In the standard setup, Django applications are called by a WSGI server (like gunicorn and mod_wsgi) to answer HTTP requests, the entrypoint at user-level is the django View.
Can I make a custom entrypoint to call Django apps? If so, How I properly load a Django app?
Edit: Looking at the entrypoint in the wsgi.py file made by the startproject command, I see that 1) it sets the DJANGO_SETTINGS_MODULE var and calls get_wsgi_application which 2) calls django.setup() and 3) returns a WSGI application that will be called by the WSGI Server. 1 and 2 also happens when django's admin commands are ran. Is it enough to do 1 and 2 and have a properly loaded Django app? At 3 the django's middlewares are loaded, but they are not compatible, since I will not be doing HTTP calls (but the Django app will, of course, answer HTTP requests coming from other clients).
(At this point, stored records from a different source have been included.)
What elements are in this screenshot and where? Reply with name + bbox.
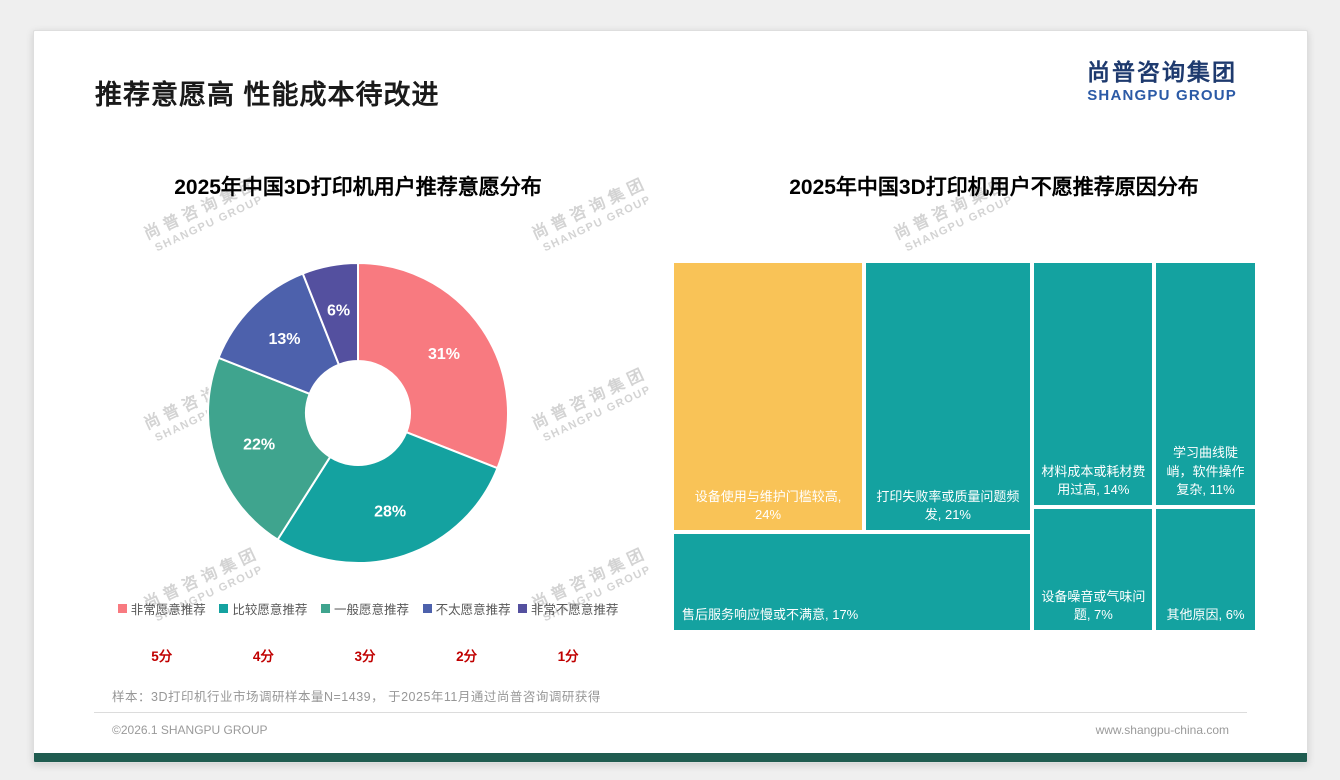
- legend-label: 非常不愿意推荐: [530, 603, 619, 617]
- treemap-cell-2: 打印失败率或质量问题频发, 21%: [864, 262, 1031, 531]
- legend-column: 非常不愿意推荐 1分: [517, 599, 619, 665]
- treemap-cell-7: 其他原因, 6%: [1155, 508, 1256, 631]
- legend-score-label: 4分: [252, 649, 274, 664]
- reasons-treemap-chart: 设备使用与维护门槛较高, 24% 打印失败率或质量问题频发, 21% 材料成本或耗材…: [673, 262, 1256, 631]
- treemap-chart-title: 2025年中国3D打印机用户不愿推荐原因分布: [789, 176, 1199, 199]
- treemap-cell-label: 学习曲线陡峭，软件操作复杂, 11%: [1166, 445, 1245, 497]
- legend-score-label: 1分: [557, 649, 579, 664]
- website-text: www.shangpu-china.com: [1095, 723, 1229, 737]
- legend-item: 不太愿意推荐: [422, 599, 511, 618]
- treemap-cell-4: 学习曲线陡峭，软件操作复杂, 11%: [1155, 262, 1256, 506]
- legend-item: 比较愿意推荐: [219, 599, 307, 618]
- legend-column: 比较愿意推荐 4分: [213, 599, 315, 665]
- logo-english-text: SHANGPU GROUP: [1087, 87, 1237, 105]
- legend-swatch: [517, 604, 527, 613]
- donut-slice-4: [217, 272, 341, 396]
- treemap-cell-label: 材料成本或耗材费用过高, 14%: [1041, 463, 1146, 497]
- treemap-cell-label: 打印失败率或质量问题频发, 21%: [876, 488, 1020, 522]
- slide-title: 推荐意愿高 性能成本待改进: [95, 80, 440, 110]
- legend-swatch: [117, 604, 127, 613]
- slide-card: 尚普咨询集团 SHANGPU GROUP 尚普咨询集团 SHANGPU GROUP 尚普…: [33, 30, 1308, 763]
- treemap-cell-label: 设备使用与维护门槛较高, 24%: [694, 488, 842, 522]
- donut-slice-value: 13%: [268, 331, 300, 348]
- legend-label: 非常愿意推荐: [130, 603, 206, 617]
- legend-score-label: 5分: [151, 649, 173, 664]
- legend-score-label: 3分: [354, 649, 376, 664]
- treemap-cell-5: 售后服务响应慢或不满意, 17%: [673, 532, 1031, 631]
- donut-slice-value: 28%: [374, 503, 406, 520]
- bottom-accent-bar: [34, 753, 1307, 762]
- donut-slice-2: [276, 430, 499, 564]
- slide-content: 推荐意愿高 性能成本待改进 尚普咨询集团 SHANGPU GROUP 2025年…: [34, 31, 1307, 762]
- legend-swatch: [219, 604, 229, 613]
- legend-item: 非常不愿意推荐: [517, 599, 619, 618]
- sample-note: 样本：3D打印机行业市场调研样本量N=1439， 于2025年11月通过尚普咨询…: [112, 690, 601, 704]
- legend-column: 不太愿意推荐 2分: [416, 599, 518, 665]
- legend-label: 一般愿意推荐: [333, 603, 409, 617]
- copyright-text: ©2026.1 SHANGPU GROUP: [112, 723, 268, 737]
- treemap-cell-label: 售后服务响应慢或不满意, 17%: [682, 606, 859, 622]
- treemap-cell-label: 设备噪音或气味问题, 7%: [1041, 588, 1146, 622]
- legend-column: 非常愿意推荐 5分: [111, 599, 213, 665]
- logo-chinese-text: 尚普咨询集团: [1087, 59, 1237, 85]
- legend-label: 比较愿意推荐: [232, 603, 308, 617]
- treemap-cell-3: 材料成本或耗材费用过高, 14%: [1033, 262, 1154, 506]
- donut-legend: 非常愿意推荐 5分 比较愿意推荐 4分 一般愿意推荐 3分 不太愿意推荐 2分 非常不愿意推荐 1…: [111, 599, 619, 665]
- legend-label: 不太愿意推荐: [435, 603, 511, 617]
- treemap-cell-label: 其他原因, 6%: [1166, 606, 1245, 622]
- legend-swatch: [422, 604, 432, 613]
- recommendation-donut-chart: 31% 28% 22% 13% 6%: [203, 258, 513, 568]
- donut-slice-value: 31%: [428, 346, 460, 363]
- legend-column: 一般愿意推荐 3分: [314, 599, 416, 665]
- donut-slice-1: [357, 261, 509, 470]
- donut-chart-title: 2025年中国3D打印机用户推荐意愿分布: [174, 176, 542, 199]
- donut-slice-value: 22%: [243, 437, 275, 454]
- legend-score-label: 2分: [456, 649, 478, 664]
- donut-slice-value: 6%: [327, 302, 350, 319]
- legend-item: 非常愿意推荐: [117, 599, 206, 618]
- slide-footer: ©2026.1 SHANGPU GROUP www.shangpu-china.…: [94, 712, 1247, 737]
- legend-item: 一般愿意推荐: [320, 599, 409, 618]
- donut-slice-5: [301, 261, 359, 366]
- treemap-cell-1: 设备使用与维护门槛较高, 24%: [673, 262, 864, 531]
- treemap-cell-6: 设备噪音或气味问题, 7%: [1033, 508, 1154, 631]
- legend-swatch: [320, 604, 330, 613]
- company-logo: 尚普咨询集团 SHANGPU GROUP: [1087, 59, 1237, 105]
- donut-slice-3: [207, 356, 332, 542]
Is it enough to do 1 and 2 and have a properly loaded Django app?
Looking at Django's source code and this documentation, I figured out how to load a Django app. Taking as example the Django's intro tutorial, I could load the polls app and call its index view this way:
# Let Django knows where the project's settings is.
import os
os.environ.setdefault('DJANGO_SETTINGS_MODULE', 'mysite.settings')
from django.apps import apps
# Load the needed apps
apps.populate(installed_apps=['polls.apps.PollsConfig'])
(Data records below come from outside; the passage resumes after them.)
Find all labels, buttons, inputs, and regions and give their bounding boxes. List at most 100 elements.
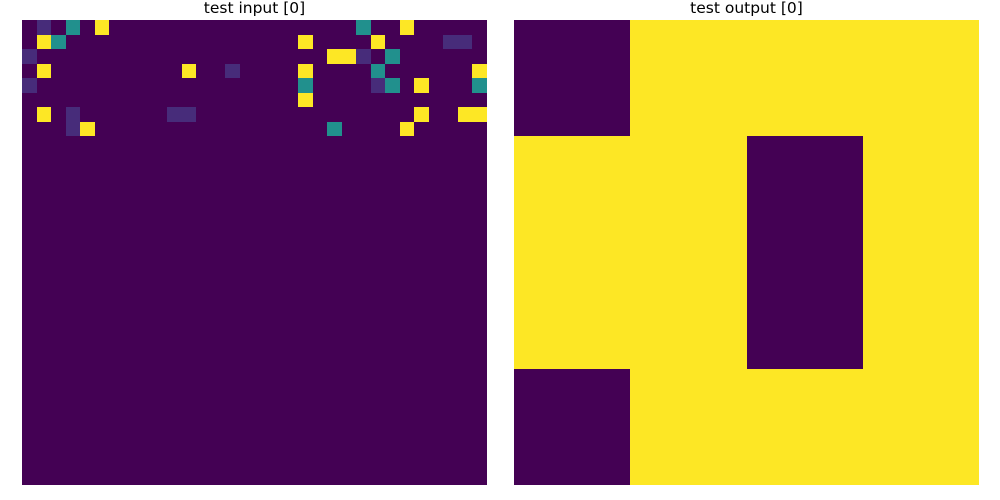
grid-cell [36, 179, 52, 195]
grid-cell [341, 20, 357, 35]
grid-cell [443, 310, 458, 326]
grid-cell [51, 296, 66, 311]
grid-cell [312, 354, 328, 369]
grid-cell [123, 310, 139, 326]
grid-cell [196, 383, 211, 398]
grid-cell [94, 92, 110, 108]
grid-cell [385, 368, 400, 384]
grid-cell [22, 150, 37, 166]
grid-cell [341, 281, 357, 297]
grid-cell [428, 455, 444, 471]
grid-cell [254, 92, 270, 108]
grid-cell [385, 20, 400, 35]
grid-cell [399, 237, 415, 253]
grid-cell [167, 165, 182, 180]
grid-cell [370, 310, 386, 326]
grid-cell [80, 368, 95, 384]
grid-cell [327, 78, 342, 93]
grid-cell [138, 470, 153, 485]
grid-cell [370, 470, 386, 485]
grid-cell [443, 281, 458, 297]
grid-cell [80, 455, 95, 471]
grid-cell [356, 383, 371, 398]
grid-cell [283, 63, 299, 79]
grid-cell [138, 49, 153, 64]
grid-cell [385, 455, 400, 471]
grid-cell [109, 49, 124, 64]
grid-cell [94, 194, 110, 209]
grid-cell [370, 63, 386, 79]
grid-cell [254, 281, 270, 297]
grid-cell [181, 354, 197, 369]
grid-cell [269, 179, 284, 195]
grid-cell [370, 136, 386, 151]
grid-cell [210, 20, 226, 35]
grid-cell [51, 252, 66, 268]
grid-cell [22, 223, 37, 238]
grid-cell [109, 20, 124, 35]
grid-cell [472, 310, 487, 326]
grid-cell [862, 136, 979, 253]
grid-cell [196, 339, 211, 355]
grid-cell [167, 179, 182, 195]
grid-cell [138, 78, 153, 93]
grid-cell [443, 426, 458, 442]
grid-cell [414, 412, 429, 427]
grid-cell [298, 455, 313, 471]
grid-cell [123, 267, 139, 282]
grid-cell [399, 34, 415, 50]
grid-cell [341, 34, 357, 50]
grid-cell [457, 49, 473, 64]
grid-cell [36, 368, 52, 384]
grid-cell [414, 78, 429, 93]
grid-cell [181, 107, 197, 122]
grid-cell [428, 121, 444, 137]
grid-cell [312, 208, 328, 224]
grid-cell [254, 368, 270, 384]
grid-cell [269, 397, 284, 413]
grid-cell [356, 78, 371, 93]
grid-cell [428, 208, 444, 224]
grid-cell [414, 92, 429, 108]
grid-cell [225, 426, 240, 442]
grid-cell [327, 136, 342, 151]
grid-cell [428, 78, 444, 93]
grid-cell [51, 426, 66, 442]
grid-cell [181, 49, 197, 64]
grid-cell [51, 397, 66, 413]
grid-cell [167, 455, 182, 471]
grid-cell [862, 368, 979, 485]
grid-cell [472, 20, 487, 35]
grid-cell [225, 339, 240, 355]
grid-cell [51, 325, 66, 340]
grid-cell [356, 470, 371, 485]
grid-cell [152, 426, 168, 442]
grid-cell [152, 165, 168, 180]
grid-cell [370, 281, 386, 297]
grid-cell [239, 107, 255, 122]
grid-cell [399, 339, 415, 355]
grid-cell [457, 165, 473, 180]
grid-cell [181, 426, 197, 442]
grid-cell [239, 150, 255, 166]
grid-cell [123, 223, 139, 238]
grid-cell [225, 325, 240, 340]
grid-cell [138, 223, 153, 238]
grid-cell [457, 354, 473, 369]
grid-cell [414, 281, 429, 297]
grid-cell [472, 267, 487, 282]
grid-cell [36, 237, 52, 253]
grid-cell [51, 20, 66, 35]
grid-cell [356, 34, 371, 50]
grid-cell [196, 455, 211, 471]
grid-cell [370, 455, 386, 471]
grid-cell [472, 412, 487, 427]
grid-cell [196, 354, 211, 369]
grid-cell [65, 252, 81, 268]
grid-cell [341, 339, 357, 355]
grid-cell [399, 354, 415, 369]
grid-cell [283, 121, 299, 137]
grid-cell [298, 34, 313, 50]
grid-cell [254, 223, 270, 238]
grid-cell [152, 397, 168, 413]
# Make sure the above apps were loaded
apps.check_apps_ready()
apps.check_models_ready()
# Call it
from polls.views import index
# Here index view is decoupled from Django's HTTP interface, so in polls/views.py you have:
# def index():
# return Question.objects.order_by('-pub_date')[:5]
print('index view: ' + str(index()))
It does not load any of the Django middlewares (they are coupled to the HTTP interface). The polls app does not depends on other installed apps, otherwise all dependencies should be loaded too.